I believe the issue at hand is that we have a healthcare "system" that is not a system, and that does not really care about "health".  If we cared about health, we would emphasize the importance of the doctor/patient interaction, we would give the time needed to allow this relationship to develop and be supported, and we would find a better way to value the work being done.

Sunday, February 16, 2014

A Change in Course (and, hopefully, a renewal)

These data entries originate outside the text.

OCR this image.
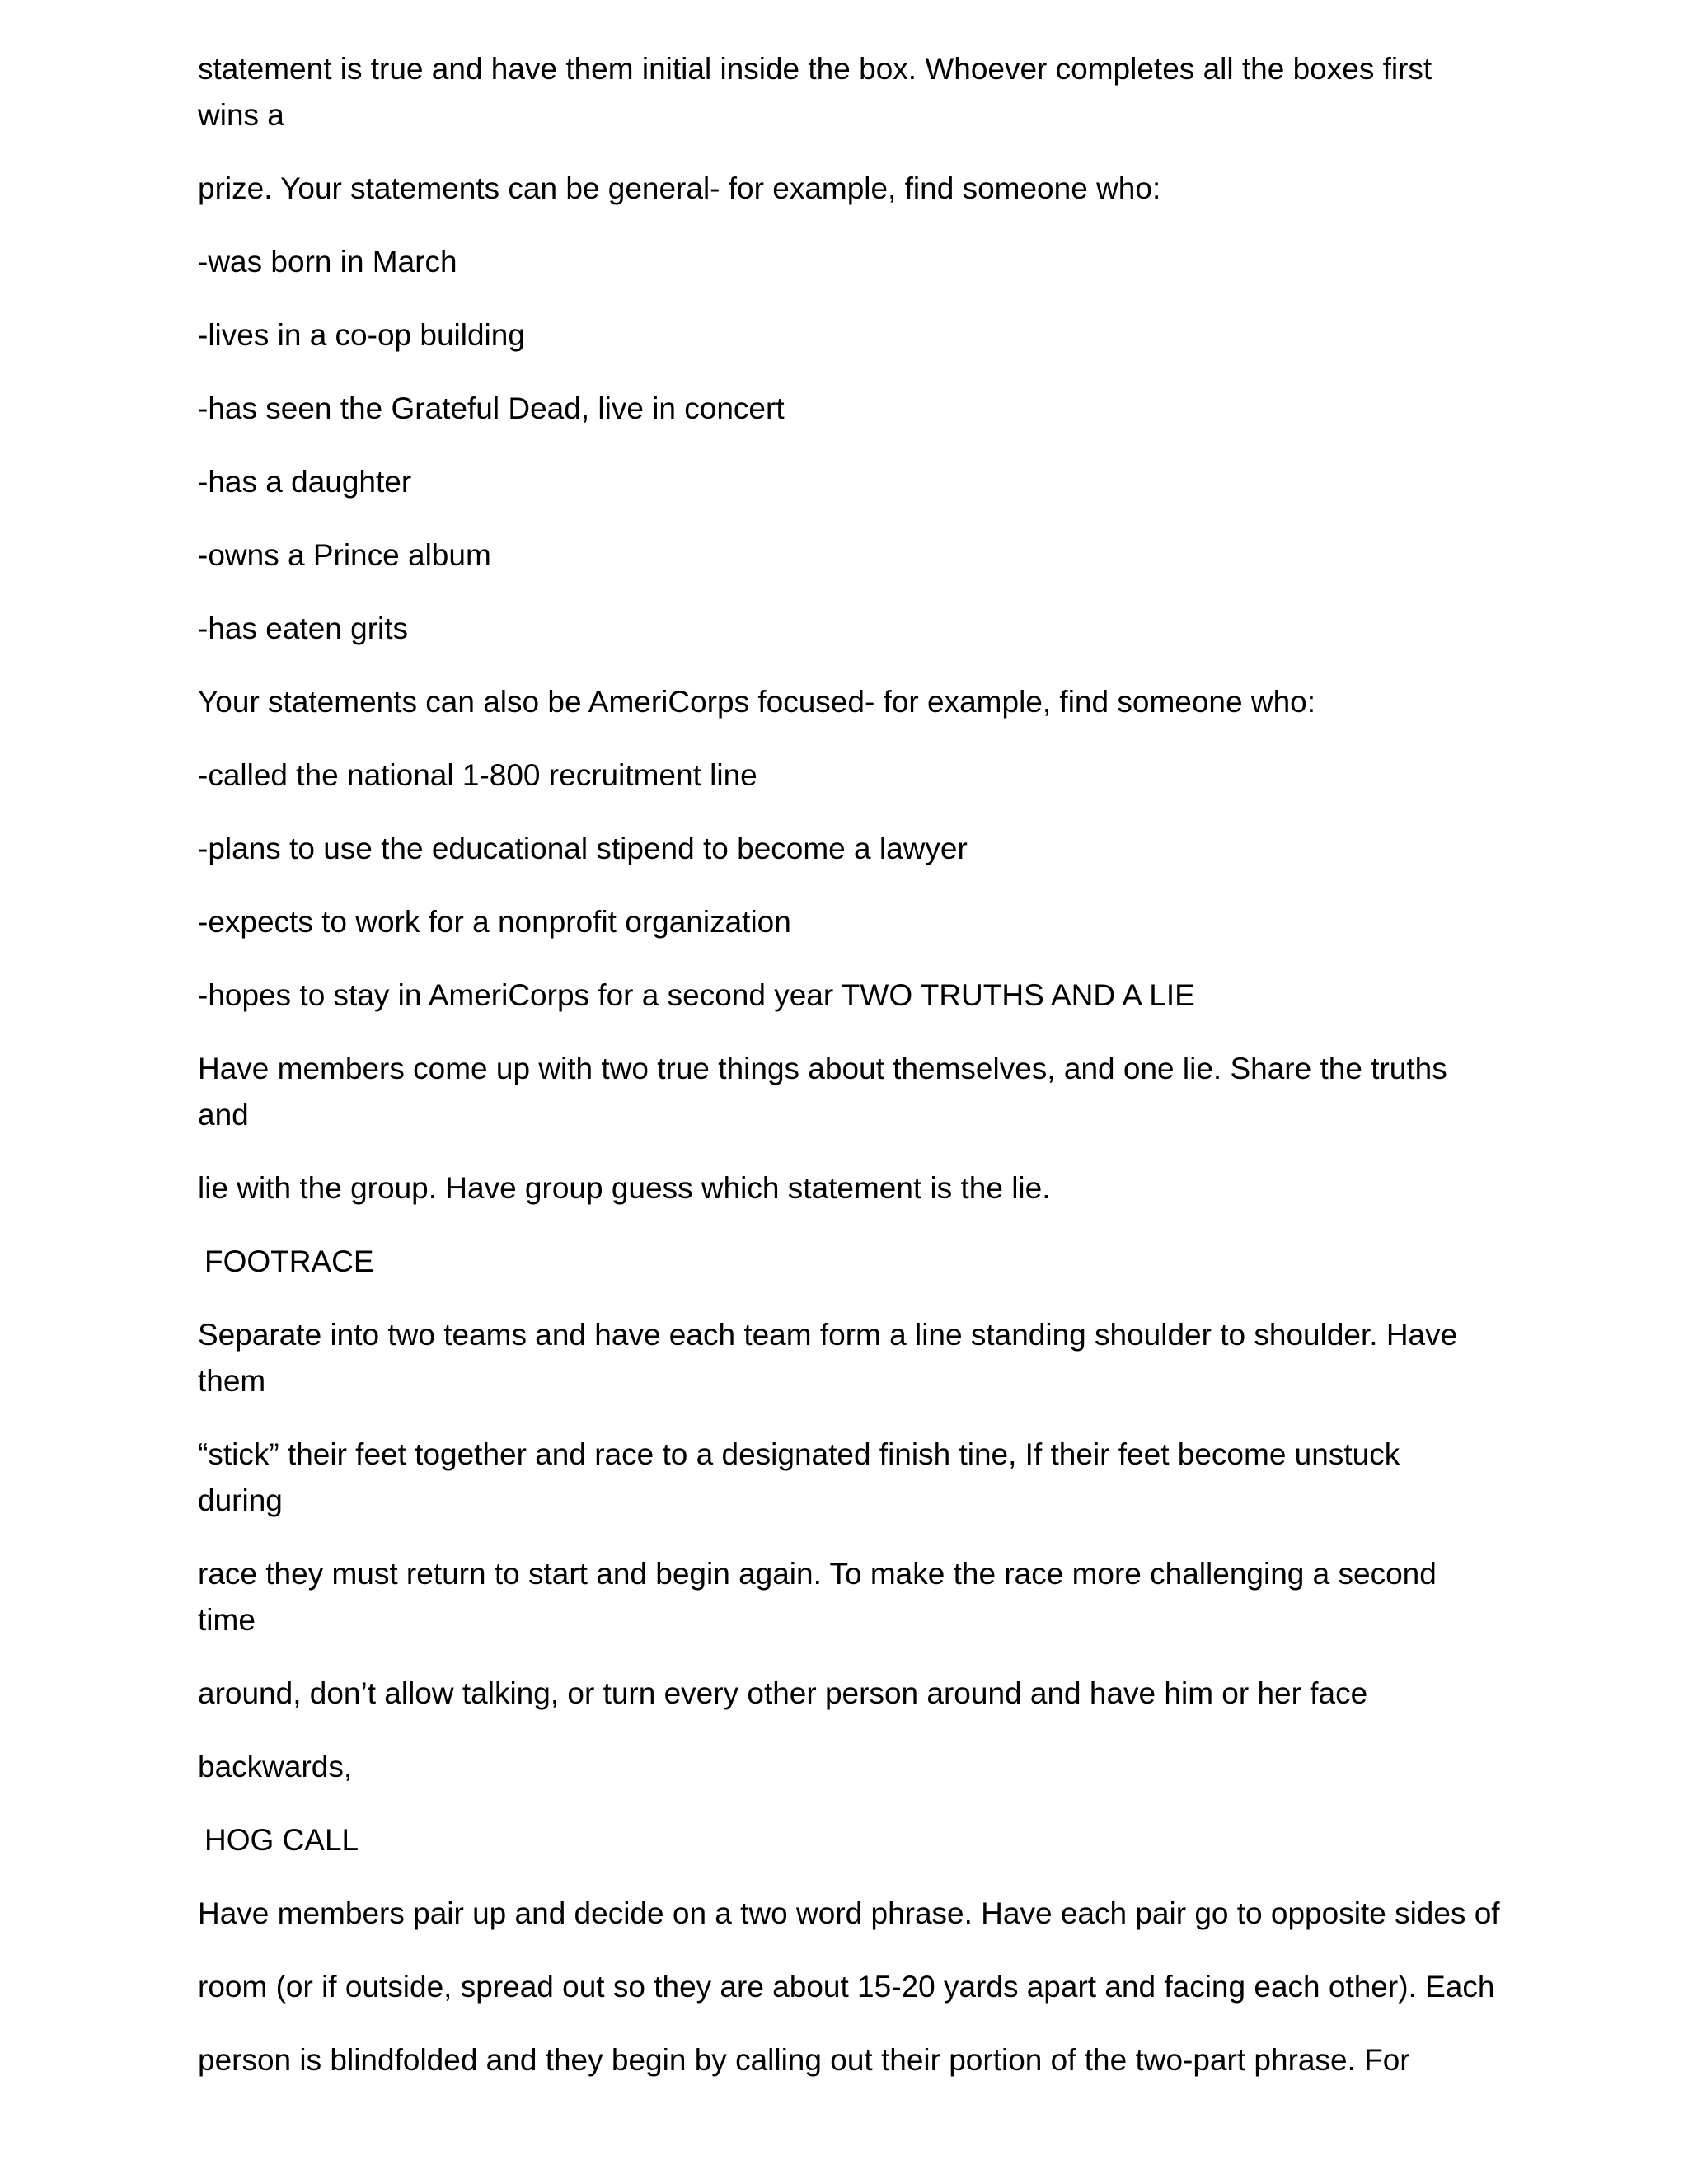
statement is true and have them initial inside the box. Whoever completes all the boxes first
wins a
prize. Your statements can be general- for example, find someone who:
-was born in March
-lives in a co-op building
-has seen the Grateful Dead, live in concert
-has a daughter
-owns a Prince album
-has eaten grits
Your statements can also be AmeriCorps focused- for example, find someone who:
-called the national 1-800 recruitment line
-plans to use the educational stipend to become a lawyer
-expects to work for a nonprofit organization
-hopes to stay in AmeriCorps for a second year TWO TRUTHS AND A LIE
Have members come up with two true things about themselves, and one lie. Share the truths
and
lie with the group. Have group guess which statement is the lie.
FOOTRACE
Separate into two teams and have each team form a line standing shoulder to shoulder. Have
them
“stick” their feet together and race to a designated finish tine, If their feet become unstuck
during
race they must return to start and begin again. To make the race more challenging a second
time
around, don’t allow talking, or turn every other person around and have him or her face
backwards,
HOG CALL
Have members pair up and decide on a two word phrase. Have each pair go to opposite sides of
room (or if outside, spread out so they are about 15-20 yards apart and facing each other). Each
person is blindfolded and they begin by calling out their portion of the two-part phrase. For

Looking back at this blog, I am embarrassed at how long it has been since I have updated it.  Life has gotten so busy that I hardly ever think to jot down any thoughts here, even if I should have some thought I think worth sharing.

Now that the ACA has been protected by the Supreme Court, by a Presidential election, and by a finally effective roll-out, I don't feel that I need to tout the law's benefits as loudly as I have been...and I appreciate those of you who have stuck through me during all this time.

I am hoping to bring this blog back to its original intent: to speak about medicine, and healing, and the challenges and rewards of working with medically-underserved communities.

In the past year, I have also become increasingly interested in the intersection of evidence-based medicine and patient-centered care.  I suspect that some of those thoughts will come into discussion on this blog.

Since my last post I have been teaching more.  I am teaching students in our school's honors program that prepares students to work with medically-underserved communities after they complete their training, and I am teaching the entire medical school class about the important elements of the doctor/patient relationship.  I hope that my increased engagement there will renew my energy and desire to share ideas here.

I am also helping teach a "Medicine and Literature" course on our undergraduate campus.  As part of that class, we have an active discussion board.  In order to get this blog back online, and to avoid doing the double work that would quickly end this attempt to restart things, I will start by cross-posting some of my thoughts from that discussion here.

Hopefully, you will see more on this blog soon.  Thanks to all those who might have been bearing with me.